In keeping with the sustainable ethos, Piano was resistant to utilising plastic plant containers to hold plants in place. The consultant ecologist, Paul Kephart, resolved the problem of anchoring plants in position, utilising a biodegradable green roof module, made out of trays fabricated out of coconut fibre and held together with natural latex, that would naturally break down as plants developed root systems.
The California Academy of Sciences' roof is covered in California native species. The roof is used year round, for research and education. This meant that species selected needed to look good, virtually year round, to ensure that visitors remained engaged. Renzo Piano also wanted the roof to have a smooth, monolithic look, which meant that low ground hugging species were preferred. Over thirty species were tested, to establish the ideal plants for the harsh climate conditions and slopes on the roof.
Windows on the domes of the California Academy of Sciences (Image by Vanessa Couzens)
The Academy also wanted to create a habitat conducive to native insect life, particularly the endangered species of butterflies the Bay Checker-spot and the San Bruno Elfin. The comings and goings of flora and fauna are monitored closely by Academy staff and students from San Francisco State University. Monthly samples of insect life are taken along with the monitoring of plant species that show up on the roof without intervention.
Because of the very public nature of the roof space, it is constantly maintained and experience of seasonal variations in the ground covers has prompted the need to intervene, on occasion, by planting native flowering annuals that add interest and colour to meet visitor expectations.

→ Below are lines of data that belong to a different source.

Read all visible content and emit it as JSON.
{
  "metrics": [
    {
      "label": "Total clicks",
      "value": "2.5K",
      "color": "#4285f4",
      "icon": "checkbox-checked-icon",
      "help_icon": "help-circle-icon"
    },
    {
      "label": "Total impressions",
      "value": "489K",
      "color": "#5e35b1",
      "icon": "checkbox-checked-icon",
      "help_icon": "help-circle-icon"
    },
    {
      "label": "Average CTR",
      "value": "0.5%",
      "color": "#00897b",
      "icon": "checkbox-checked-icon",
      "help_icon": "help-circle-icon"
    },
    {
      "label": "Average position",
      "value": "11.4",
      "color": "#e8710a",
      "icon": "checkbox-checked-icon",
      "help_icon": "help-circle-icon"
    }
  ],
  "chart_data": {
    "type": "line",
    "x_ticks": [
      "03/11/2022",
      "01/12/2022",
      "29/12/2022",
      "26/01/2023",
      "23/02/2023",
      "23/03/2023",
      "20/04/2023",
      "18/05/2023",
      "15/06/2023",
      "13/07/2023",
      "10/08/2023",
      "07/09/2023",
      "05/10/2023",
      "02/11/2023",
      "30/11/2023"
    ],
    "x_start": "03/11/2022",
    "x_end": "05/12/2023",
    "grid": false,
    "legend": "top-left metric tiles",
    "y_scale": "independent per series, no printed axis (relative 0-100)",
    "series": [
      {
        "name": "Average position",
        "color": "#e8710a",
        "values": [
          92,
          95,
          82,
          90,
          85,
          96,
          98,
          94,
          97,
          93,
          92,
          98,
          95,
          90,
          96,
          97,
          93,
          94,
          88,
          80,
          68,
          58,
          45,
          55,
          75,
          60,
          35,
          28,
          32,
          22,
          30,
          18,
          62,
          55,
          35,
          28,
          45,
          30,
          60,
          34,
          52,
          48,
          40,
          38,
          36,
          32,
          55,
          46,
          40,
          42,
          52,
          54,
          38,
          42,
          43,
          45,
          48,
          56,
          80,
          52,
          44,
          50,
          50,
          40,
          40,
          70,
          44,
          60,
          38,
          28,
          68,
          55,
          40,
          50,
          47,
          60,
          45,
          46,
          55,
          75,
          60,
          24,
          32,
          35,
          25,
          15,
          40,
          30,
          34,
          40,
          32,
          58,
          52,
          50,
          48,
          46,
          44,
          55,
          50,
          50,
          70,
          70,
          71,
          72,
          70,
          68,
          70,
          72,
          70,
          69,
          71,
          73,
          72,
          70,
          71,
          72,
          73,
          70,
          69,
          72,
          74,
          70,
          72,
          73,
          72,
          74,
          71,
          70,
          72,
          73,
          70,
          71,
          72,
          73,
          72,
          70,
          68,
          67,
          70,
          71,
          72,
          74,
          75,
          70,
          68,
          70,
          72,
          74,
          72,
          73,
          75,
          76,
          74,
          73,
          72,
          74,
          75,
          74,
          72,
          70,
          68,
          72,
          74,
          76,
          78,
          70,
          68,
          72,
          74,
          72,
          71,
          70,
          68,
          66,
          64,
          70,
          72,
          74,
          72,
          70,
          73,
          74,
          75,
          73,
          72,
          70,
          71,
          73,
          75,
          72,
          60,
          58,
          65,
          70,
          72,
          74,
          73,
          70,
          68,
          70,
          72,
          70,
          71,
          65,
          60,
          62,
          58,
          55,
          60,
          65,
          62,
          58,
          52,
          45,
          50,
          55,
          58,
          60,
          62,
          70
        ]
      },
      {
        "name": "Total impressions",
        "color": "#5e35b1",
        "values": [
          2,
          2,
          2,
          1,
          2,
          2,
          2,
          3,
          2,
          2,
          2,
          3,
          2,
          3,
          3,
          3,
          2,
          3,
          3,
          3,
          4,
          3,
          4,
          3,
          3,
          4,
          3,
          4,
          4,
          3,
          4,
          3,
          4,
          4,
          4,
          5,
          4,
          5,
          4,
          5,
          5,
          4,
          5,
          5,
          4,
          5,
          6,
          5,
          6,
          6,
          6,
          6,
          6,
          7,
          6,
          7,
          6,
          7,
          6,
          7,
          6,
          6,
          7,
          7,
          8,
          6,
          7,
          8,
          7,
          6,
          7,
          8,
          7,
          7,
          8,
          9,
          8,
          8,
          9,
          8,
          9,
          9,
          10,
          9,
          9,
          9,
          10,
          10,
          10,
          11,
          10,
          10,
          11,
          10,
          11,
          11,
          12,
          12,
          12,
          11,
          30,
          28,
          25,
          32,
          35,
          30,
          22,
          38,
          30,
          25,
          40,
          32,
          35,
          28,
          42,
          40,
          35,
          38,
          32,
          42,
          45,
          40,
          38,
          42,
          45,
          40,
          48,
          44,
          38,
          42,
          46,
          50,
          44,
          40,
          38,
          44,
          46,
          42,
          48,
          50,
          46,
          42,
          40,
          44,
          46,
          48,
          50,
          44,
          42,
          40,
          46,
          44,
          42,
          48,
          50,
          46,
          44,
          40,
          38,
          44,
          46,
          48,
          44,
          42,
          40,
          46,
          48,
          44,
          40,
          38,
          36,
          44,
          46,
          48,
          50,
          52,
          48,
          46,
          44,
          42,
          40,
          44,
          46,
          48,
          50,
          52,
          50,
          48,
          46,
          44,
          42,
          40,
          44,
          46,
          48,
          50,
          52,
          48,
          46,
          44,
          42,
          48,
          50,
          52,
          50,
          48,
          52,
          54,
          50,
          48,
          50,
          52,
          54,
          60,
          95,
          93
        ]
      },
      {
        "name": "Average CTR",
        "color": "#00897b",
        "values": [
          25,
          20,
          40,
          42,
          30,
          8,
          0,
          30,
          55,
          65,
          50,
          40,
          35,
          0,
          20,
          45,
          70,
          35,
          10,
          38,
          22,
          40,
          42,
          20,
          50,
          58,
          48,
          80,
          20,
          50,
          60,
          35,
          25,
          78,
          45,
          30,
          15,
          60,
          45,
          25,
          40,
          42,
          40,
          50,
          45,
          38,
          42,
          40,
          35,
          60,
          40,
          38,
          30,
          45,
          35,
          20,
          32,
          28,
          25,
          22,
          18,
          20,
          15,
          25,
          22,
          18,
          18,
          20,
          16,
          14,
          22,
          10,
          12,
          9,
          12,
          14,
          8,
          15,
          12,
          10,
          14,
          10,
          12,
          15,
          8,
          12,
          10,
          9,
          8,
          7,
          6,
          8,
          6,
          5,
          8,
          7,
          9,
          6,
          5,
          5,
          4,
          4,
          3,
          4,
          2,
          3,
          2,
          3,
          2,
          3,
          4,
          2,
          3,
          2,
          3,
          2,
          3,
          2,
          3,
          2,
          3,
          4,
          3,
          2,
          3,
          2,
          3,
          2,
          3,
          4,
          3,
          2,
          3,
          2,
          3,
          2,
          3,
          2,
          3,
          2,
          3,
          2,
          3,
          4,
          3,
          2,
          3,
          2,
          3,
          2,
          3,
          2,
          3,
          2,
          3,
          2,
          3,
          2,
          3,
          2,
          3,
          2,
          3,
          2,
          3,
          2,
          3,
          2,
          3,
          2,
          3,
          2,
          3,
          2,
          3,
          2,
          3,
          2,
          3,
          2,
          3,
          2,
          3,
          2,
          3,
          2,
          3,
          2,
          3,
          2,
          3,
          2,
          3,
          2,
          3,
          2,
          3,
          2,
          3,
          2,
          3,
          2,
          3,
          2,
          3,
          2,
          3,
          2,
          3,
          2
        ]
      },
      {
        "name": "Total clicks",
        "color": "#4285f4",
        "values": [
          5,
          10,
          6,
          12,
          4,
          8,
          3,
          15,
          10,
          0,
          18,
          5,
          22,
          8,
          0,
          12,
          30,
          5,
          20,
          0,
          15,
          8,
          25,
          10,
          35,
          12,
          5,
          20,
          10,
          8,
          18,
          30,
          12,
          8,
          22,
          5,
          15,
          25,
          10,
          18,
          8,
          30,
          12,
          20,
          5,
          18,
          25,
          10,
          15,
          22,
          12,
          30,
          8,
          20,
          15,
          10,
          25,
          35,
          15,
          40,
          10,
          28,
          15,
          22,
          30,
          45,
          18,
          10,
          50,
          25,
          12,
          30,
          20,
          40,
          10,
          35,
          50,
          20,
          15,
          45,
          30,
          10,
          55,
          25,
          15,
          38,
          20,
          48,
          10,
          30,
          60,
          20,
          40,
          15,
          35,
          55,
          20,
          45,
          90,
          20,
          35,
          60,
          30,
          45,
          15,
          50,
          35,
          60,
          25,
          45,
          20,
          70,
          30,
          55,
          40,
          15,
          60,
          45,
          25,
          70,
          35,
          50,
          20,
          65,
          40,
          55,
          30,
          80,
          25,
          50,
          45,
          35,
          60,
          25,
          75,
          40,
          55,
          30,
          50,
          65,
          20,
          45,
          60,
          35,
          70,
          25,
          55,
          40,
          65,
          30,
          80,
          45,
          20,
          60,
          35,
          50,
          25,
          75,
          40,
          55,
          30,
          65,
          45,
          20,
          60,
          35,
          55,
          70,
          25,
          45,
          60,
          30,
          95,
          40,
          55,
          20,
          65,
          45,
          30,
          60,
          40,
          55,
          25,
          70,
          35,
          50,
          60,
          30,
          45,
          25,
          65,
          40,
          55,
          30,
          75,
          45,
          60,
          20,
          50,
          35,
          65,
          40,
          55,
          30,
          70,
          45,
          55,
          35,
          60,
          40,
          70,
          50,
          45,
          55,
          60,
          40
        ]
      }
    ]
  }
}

Aside from the advantage of creating habitats for local flora and fauna, a green roof also offers great thermal advantages for the interiors of buildings. It slows the transfer of heat between exterior and interior, reducing and in some cases making obsolete, the need for air conditioning and heating.
In the Academy of Sciences substantial savings have been made in their use of electricity. Control of temperatures internally is further aided by the inclusion of computer operated porthole windows in the domes of the roof. These allow hot air to be released out to the exterior and also allow the building to be naturally ventilated.